10. The method of claim 8, wherein identifying the first term as a candidate synonym for the second term comprises:

determining a measure of co-occurrence, interchangeability, or affinity for the first term and the second term based on contents of documents or data of a particular organization; and

determining that the measure satisfies a predetermined threshold.

11. The method of claim 8, wherein validating the candidate synonym relationship comprises:

providing first data to a first set of users, the first data including the first term;

providing second data to a second set of users, wherein the second data comprises the first data with the second term used in place of the first term;

tracking actions of users in the first set of users and the second set of users after presentation of the first data and the second data; and

determining, based on the tracked actions, that the first term is a synonym for the second term.

12. The method of claim 8, wherein validating the candidate synonym relationship comprises analyzing instances of the first term and the second term in different contexts to determine whether the synonym relationship remains valid in each of the different contexts.

13. The method of claim 8, wherein updating the synonym data to indicate that the first term is a synonym for the second term comprises updating the semantic graph data to add a synonym to data describing one or more elements of the semantic graph.

14. The method of claim 8, wherein updating the synonym data to indicate that the first term is a synonym for the second term comprises updating the semantic graph data to add a new node to the semantic graph that specifies that the first term is a synonym for the second term.

15. The method of claim 8, wherein updating the synonym data to indicate that the first term is a synonym for the second term comprises updating the semantic graph data to add a new edge to the semantic graph that specifies that the first term is a synonym for the second term.

16. The method of claim 1, comprising monitoring at least one of user actions, document content, or content of data stores to adjust synonym relationships indicated by the synonym data.

17. The method of claim 1, wherein the synonym data includes scores that indicate differing strengths of relationships for different synonym pairs;

wherein the method comprises altering the scores based on user interactions with data elements associated with the terms in the synonym pairs.

18. The method of claim 1, wherein the elements of the semantic graph include nodes representing the respective objects, and wherein the semantic graph includes edges between the nodes to indicate the relationships among the objects.

19. A system comprising:

one or more computers; and

one or more computer-readable media storing instructions that, when executed by the one or more computers, cause the one or more computers to perform operations comprising: storing semantic graph data indicating a semantic graph that includes elements representing objects and that indicates relationships among the objects; storing, in association with the semantic graph data, synonym data that indicates synonym relationships among terms associated with the objects; receiving a request to provide information using the semantic graph; generating one or more results based at least in part on the synonym data stored in association with the elements of the semantic graph; and providing the one or more results in a response to the request.

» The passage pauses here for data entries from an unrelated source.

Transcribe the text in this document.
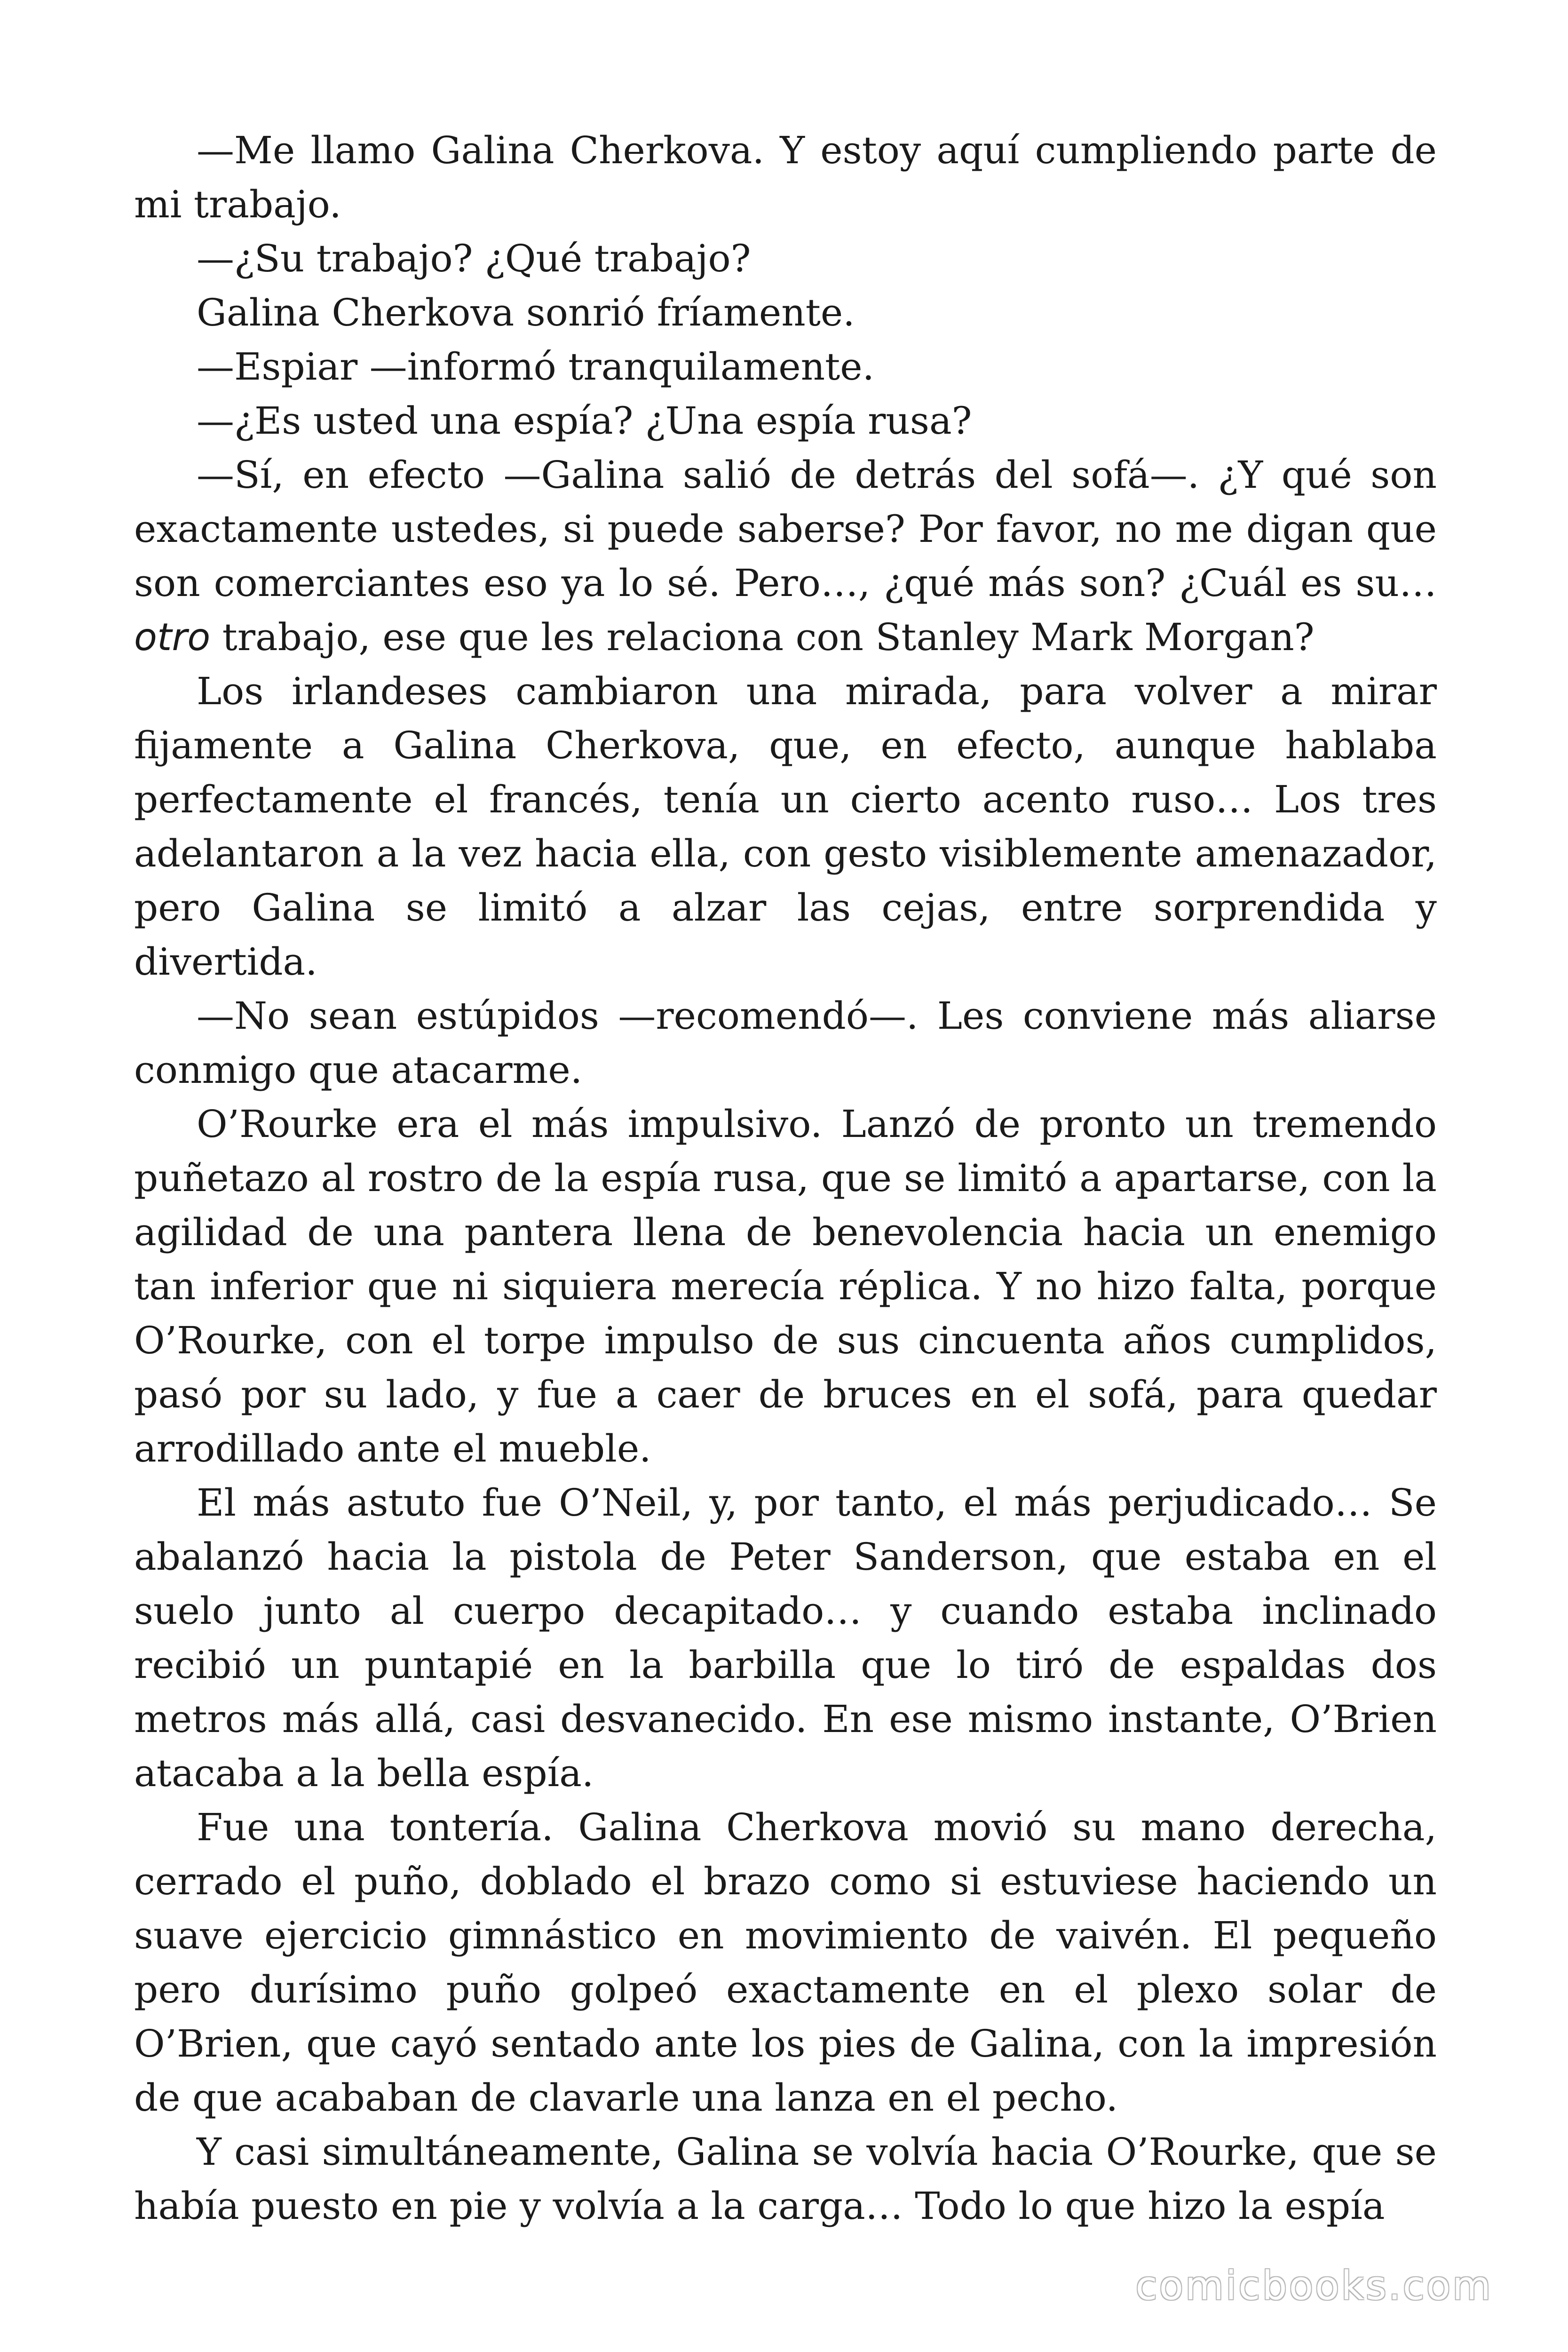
—Me llamo Galina Cherkova. Y estoy aquí cumpliendo parte de mi trabajo.

—¿Su trabajo? ¿Qué trabajo?

Galina Cherkova sonrió fríamente.

—Espiar —informó tranquilamente.

—¿Es usted una espía? ¿Una espía rusa?

—Sí, en efecto —Galina salió de detrás del sofá—. ¿Y qué son exactamente ustedes, si puede saberse? Por favor, no me digan que son comerciantes eso ya lo sé. Pero…, ¿qué más son? ¿Cuál es su… otro trabajo, ese que les relaciona con Stanley Mark Morgan?

Los irlandeses cambiaron una mirada, para volver a mirar fijamente a Galina Cherkova, que, en efecto, aunque hablaba perfectamente el francés, tenía un cierto acento ruso… Los tres adelantaron a la vez hacia ella, con gesto visiblemente amenazador, pero Galina se limitó a alzar las cejas, entre sorprendida y divertida.

—No sean estúpidos —recomendó—. Les conviene más aliarse conmigo que atacarme.

O’Rourke era el más impulsivo. Lanzó de pronto un tremendo puñetazo al rostro de la espía rusa, que se limitó a apartarse, con la agilidad de una pantera llena de benevolencia hacia un enemigo tan inferior que ni siquiera merecía réplica. Y no hizo falta, porque O’Rourke, con el torpe impulso de sus cincuenta años cumplidos, pasó por su lado, y fue a caer de bruces en el sofá, para quedar arrodillado ante el mueble.

El más astuto fue O’Neil, y, por tanto, el más perjudicado… Se abalanzó hacia la pistola de Peter Sanderson, que estaba en el suelo junto al cuerpo decapitado… y cuando estaba inclinado recibió un puntapié en la barbilla que lo tiró de espaldas dos metros más allá, casi desvanecido. En ese mismo instante, O’Brien atacaba a la bella espía.

Fue una tontería. Galina Cherkova movió su mano derecha, cerrado el puño, doblado el brazo como si estuviese haciendo un suave ejercicio gimnástico en movimiento de vaivén. El pequeño pero durísimo puño golpeó exactamente en el plexo solar de O’Brien, que cayó sentado ante los pies de Galina, con la impresión de que acababan de clavarle una lanza en el pecho.

Y casi simultáneamente, Galina se volvía hacia O’Rourke, que se había puesto en pie y volvía a la carga… Todo lo que hizo la espía

comicbooks.com
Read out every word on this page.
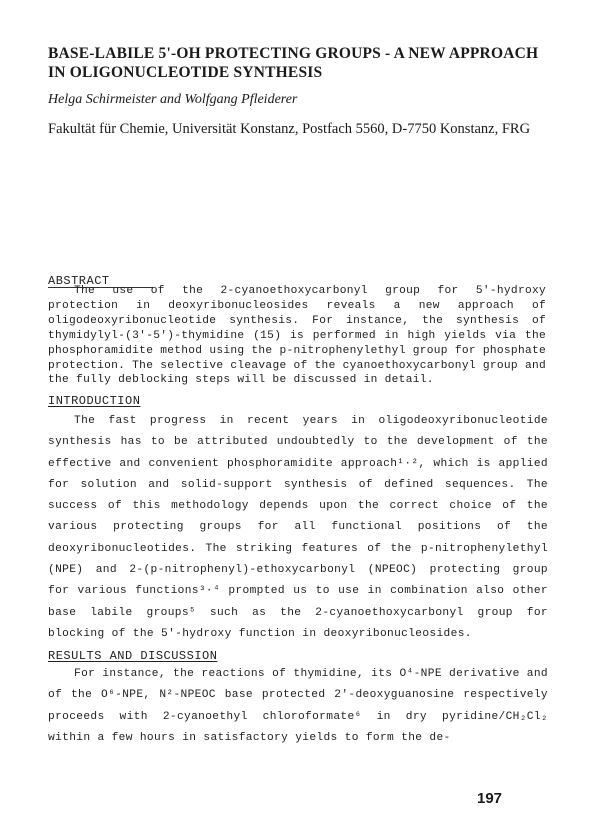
BASE-LABILE 5'-OH PROTECTING GROUPS - A NEW APPROACH
IN OLIGONUCLEOTIDE SYNTHESIS
Helga Schirmeister and Wolfgang Pfleiderer
Fakultät für Chemie, Universität Konstanz, Postfach 5560, D-7750 Konstanz, FRG
ABSTRACT

The use of the 2-cyanoethoxycarbonyl group for 5'-hydroxy protection in deoxyribonucleosides reveals a new approach of oligodeoxyribonucleotide synthesis. For instance, the synthesis of thymidylyl-(3'-5')-thymidine (15) is performed in high yields via the phosphoramidite method using the p-nitrophenylethyl group for phosphate protection. The selective cleavage of the cyanoethoxycarbonyl group and the fully deblocking steps will be discussed in detail.

INTRODUCTION

The fast progress in recent years in oligodeoxyribonucleotide synthesis has to be attributed undoubtedly to the development of the effective and convenient phosphoramidite approach¹·², which is applied for solution and solid-support synthesis of defined sequences. The success of this methodology depends upon the correct choice of the various protecting groups for all functional positions of the deoxyribonucleotides. The striking features of the p-nitrophenylethyl (NPE) and 2-(p-nitrophenyl)-ethoxycarbonyl (NPEOC) protecting group for various functions³·⁴ prompted us to use in combination also other base labile groups⁵ such as the 2-cyanoethoxycarbonyl group for blocking of the 5'-hydroxy function in deoxyribonucleosides.

RESULTS AND DISCUSSION

For instance, the reactions of thymidine, its O⁴-NPE derivative and of the O⁶-NPE, N²-NPEOC base protected 2'-deoxyguanosine respectively proceeds with 2-cyanoethyl chloroformate⁶ in dry pyridine/CH₂Cl₂ within a few hours in satisfactory yields to form the de-

197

20. One or more non-transitory computer-readable media storing instructions that, when executed by one or more computers, cause the one or more computers to perform operations comprising:

storing semantic graph data indicating a semantic graph that includes elements representing objects and that indicates relationships among the objects;

storing, in association with the semantic graph data, synonym data that indicates synonym relationships among terms associated with the objects;

receiving a request to provide information using the semantic graph;

generating one or more results based at least in part on the synonym data stored in association with the elements of the semantic graph; and

providing the one or more results in a response to the request.